Julian Robertson, who became a billionaire through his success at Tiger Management and also groomed many “Tiger Cubs” who currently manage their own hedge funds, filed his 13F for the first quarter of 2013 in May. Even though the information in 13Fs is a bit old (they disclose many of an investor’s long equity positions as of the end of the previous quarter), there are a couple ways to make use of this information. For one, we use 13Fs to develop investment strategies; we have found, for example, that the most popular small caps stocks among hedge funds generate an average excess return of 18 percentage points per year (learn more about our small cap strategy). We can also screen individual managers’ top picks for stocks which have “high upside potential” in the sense of having low PEG ratios. Read on for Robertson’s five largest positions in stocks with a five-year PEG ratio of 0.9 or lower (or compare these picks to his previous filings).
Robertson reported a position of about 330,000 shares in Chicago Bridge & Iron Company N.V. (NYSE:CBI). Wall Street analysts are expecting high earnings growth at the infrastructure services company: its forward earnings multiple is 12, with a PEG ratio of 0.7. A recent acquisition has caused large increases in revenue and adjusted operating income compared to a year ago. We’d note that Chicago Bridge & Iron has the Warren Buffett seal of approval: the stock was one of Berkshire Hathaway’s new picks during Q1, with the holding company owning 6.5 million shares by the end of March (see more of Buffett’s stock picks).
According to the 13F, Robertson bought almost 450,000 shares of Citigroup Inc. (NYSE:C) after not having owned any shares of the bank at the beginning of 2013. Our database shows that Citi was one of the five most popular stocks among hedge funds during the first quarter of the year (find more of hedge funds’ favorite stocks). While many large banks are attractively priced, Citi deserves mention for its combination of a discount to book value (the P/B ratio is 0.8), analyst optimism (as shown by its low PEG ratio) and the fact that it actually has been delivering growth with earnings up 30% in Q1 versus a year earlier.

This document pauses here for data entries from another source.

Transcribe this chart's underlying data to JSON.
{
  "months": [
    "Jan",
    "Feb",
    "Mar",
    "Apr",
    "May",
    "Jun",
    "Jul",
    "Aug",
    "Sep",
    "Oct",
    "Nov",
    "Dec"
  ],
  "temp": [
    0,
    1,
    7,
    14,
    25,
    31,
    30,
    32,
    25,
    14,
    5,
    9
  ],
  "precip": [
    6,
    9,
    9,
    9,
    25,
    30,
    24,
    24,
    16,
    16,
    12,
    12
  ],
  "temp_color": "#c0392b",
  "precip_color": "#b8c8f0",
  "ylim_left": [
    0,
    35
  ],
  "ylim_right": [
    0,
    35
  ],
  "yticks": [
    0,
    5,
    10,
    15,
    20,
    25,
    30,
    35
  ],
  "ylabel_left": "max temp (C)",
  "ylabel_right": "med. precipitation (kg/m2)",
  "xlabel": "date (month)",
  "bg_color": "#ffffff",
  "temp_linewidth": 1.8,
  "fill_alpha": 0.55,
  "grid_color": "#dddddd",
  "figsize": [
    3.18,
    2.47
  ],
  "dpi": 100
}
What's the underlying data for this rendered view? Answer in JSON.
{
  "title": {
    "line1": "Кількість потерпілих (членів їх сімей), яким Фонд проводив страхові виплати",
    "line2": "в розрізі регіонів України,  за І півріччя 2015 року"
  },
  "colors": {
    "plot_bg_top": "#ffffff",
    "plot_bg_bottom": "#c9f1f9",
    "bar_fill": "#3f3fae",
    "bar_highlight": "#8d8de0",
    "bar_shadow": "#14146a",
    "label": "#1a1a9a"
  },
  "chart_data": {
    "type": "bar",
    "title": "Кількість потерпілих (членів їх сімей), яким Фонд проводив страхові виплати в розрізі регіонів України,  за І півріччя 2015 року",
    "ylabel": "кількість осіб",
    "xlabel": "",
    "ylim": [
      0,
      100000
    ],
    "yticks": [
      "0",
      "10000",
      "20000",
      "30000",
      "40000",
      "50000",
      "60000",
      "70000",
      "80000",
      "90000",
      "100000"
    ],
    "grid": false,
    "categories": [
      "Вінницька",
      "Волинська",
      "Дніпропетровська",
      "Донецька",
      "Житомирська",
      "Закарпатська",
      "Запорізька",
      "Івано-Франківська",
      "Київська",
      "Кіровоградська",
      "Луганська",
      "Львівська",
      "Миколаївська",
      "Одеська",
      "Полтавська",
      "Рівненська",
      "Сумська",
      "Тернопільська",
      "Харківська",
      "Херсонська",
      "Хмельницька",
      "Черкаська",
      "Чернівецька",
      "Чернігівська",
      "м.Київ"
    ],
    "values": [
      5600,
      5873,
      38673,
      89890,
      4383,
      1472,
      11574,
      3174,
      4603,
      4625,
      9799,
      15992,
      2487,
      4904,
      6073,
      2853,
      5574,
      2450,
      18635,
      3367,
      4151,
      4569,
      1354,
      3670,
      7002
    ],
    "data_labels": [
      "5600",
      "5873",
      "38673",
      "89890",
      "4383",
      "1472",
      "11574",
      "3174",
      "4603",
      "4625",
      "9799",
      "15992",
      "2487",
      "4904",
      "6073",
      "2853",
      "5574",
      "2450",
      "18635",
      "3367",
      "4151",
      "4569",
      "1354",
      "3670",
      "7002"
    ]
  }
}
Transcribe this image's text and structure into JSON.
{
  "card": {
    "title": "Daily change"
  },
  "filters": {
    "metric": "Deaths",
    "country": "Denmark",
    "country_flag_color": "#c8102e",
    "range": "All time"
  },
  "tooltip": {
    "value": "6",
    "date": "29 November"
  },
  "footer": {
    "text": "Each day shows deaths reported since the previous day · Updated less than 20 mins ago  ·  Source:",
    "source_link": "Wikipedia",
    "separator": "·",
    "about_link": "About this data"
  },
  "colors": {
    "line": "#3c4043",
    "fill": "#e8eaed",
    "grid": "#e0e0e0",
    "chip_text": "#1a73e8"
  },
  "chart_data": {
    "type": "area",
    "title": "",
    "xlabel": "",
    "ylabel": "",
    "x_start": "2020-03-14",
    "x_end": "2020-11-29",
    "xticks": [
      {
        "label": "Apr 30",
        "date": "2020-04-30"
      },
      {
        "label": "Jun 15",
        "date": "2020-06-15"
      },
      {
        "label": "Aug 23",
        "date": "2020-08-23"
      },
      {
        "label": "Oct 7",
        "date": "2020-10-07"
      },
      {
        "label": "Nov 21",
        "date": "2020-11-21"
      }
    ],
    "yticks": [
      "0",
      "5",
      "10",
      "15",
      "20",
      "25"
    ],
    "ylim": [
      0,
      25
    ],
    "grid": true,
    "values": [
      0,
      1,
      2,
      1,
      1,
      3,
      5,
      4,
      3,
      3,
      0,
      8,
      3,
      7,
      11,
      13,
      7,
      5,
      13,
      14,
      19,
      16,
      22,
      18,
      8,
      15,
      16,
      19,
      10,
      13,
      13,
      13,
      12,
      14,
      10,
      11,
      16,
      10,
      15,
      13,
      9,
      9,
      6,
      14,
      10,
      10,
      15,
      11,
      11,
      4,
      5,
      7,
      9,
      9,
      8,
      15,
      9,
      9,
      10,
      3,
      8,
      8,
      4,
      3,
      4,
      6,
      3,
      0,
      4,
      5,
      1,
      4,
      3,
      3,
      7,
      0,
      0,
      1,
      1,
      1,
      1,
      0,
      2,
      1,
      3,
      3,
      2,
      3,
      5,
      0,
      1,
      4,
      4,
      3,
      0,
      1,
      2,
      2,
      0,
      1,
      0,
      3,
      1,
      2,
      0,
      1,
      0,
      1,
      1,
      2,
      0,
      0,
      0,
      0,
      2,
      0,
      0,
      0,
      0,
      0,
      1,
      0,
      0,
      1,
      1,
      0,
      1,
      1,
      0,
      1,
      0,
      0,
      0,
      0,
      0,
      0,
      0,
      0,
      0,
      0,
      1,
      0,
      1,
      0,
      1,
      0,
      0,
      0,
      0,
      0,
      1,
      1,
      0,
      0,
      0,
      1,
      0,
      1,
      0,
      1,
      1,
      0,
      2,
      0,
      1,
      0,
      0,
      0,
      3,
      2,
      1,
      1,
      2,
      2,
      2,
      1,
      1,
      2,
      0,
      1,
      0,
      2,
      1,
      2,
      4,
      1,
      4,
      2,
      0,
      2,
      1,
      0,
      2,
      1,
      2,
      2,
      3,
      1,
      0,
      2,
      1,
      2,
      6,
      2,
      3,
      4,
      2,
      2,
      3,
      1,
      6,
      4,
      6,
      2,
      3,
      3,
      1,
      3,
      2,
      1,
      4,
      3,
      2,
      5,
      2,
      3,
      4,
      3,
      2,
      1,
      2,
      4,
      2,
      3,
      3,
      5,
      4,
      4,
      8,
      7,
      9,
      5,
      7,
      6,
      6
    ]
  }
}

Ocwen Financial Corporation (NYSE:OCN) was another high upside potential pick. The $5.6 billion market cap company services mortgage loans, including subprime residential loans, and has been quite acquisitive recently. It is up 160% in the last year, and while its trailing earnings numbers do not look particularly strong compared to its valuation the sell-side is bullish with the result being a forward P/E of 8 and a PEG ratio well below 1. Billionaire James Dinan’s York Capital Management initiated a position in Ocwen between January and March (research more stocks Dinan was buying).
According to the 13F, Robertson cut his stake in QUALCOMM, Inc. (NASDAQ:QCOM) by 14% but he still had a little over 270,000 shares in his portfolio at the beginning of April. Qualcomm carries trailing and forward earnings multiples of 18 and 13, respectively, and analyst expectations for continued growth imply a PEG ratio of 0.8. Indeed, both revenue and earnings from continuing operations were up about 20% or more in its most recent quarter compared to the same period in the previous year. Lone Pine Capital, managed by billionaire and Tiger Cub Stephen Mandel, was one major shareholder in Qualcomm (check out more stocks Mandel likes).
Robertson disclosed a new position in $7.7 billion market cap cruise liner Royal Caribbean Cruises Ltd. (NYSE:RCL). Business for Royal Caribbean hasn’t been that bad, considering events in the cruise line industry, and the stock is currently valued at 11 times forward earnings estimates even with the stock up 48% in the last year. We’d note that Royal Caribbean is highly dependent on the broader economy with a beta of 2.8. John Thaler’s JAT Capital Management also took a new position in the company, and was the largest shareholder out of the filers we track in our database.
Disclosure: I own no shares of any stocks mentioned in this article.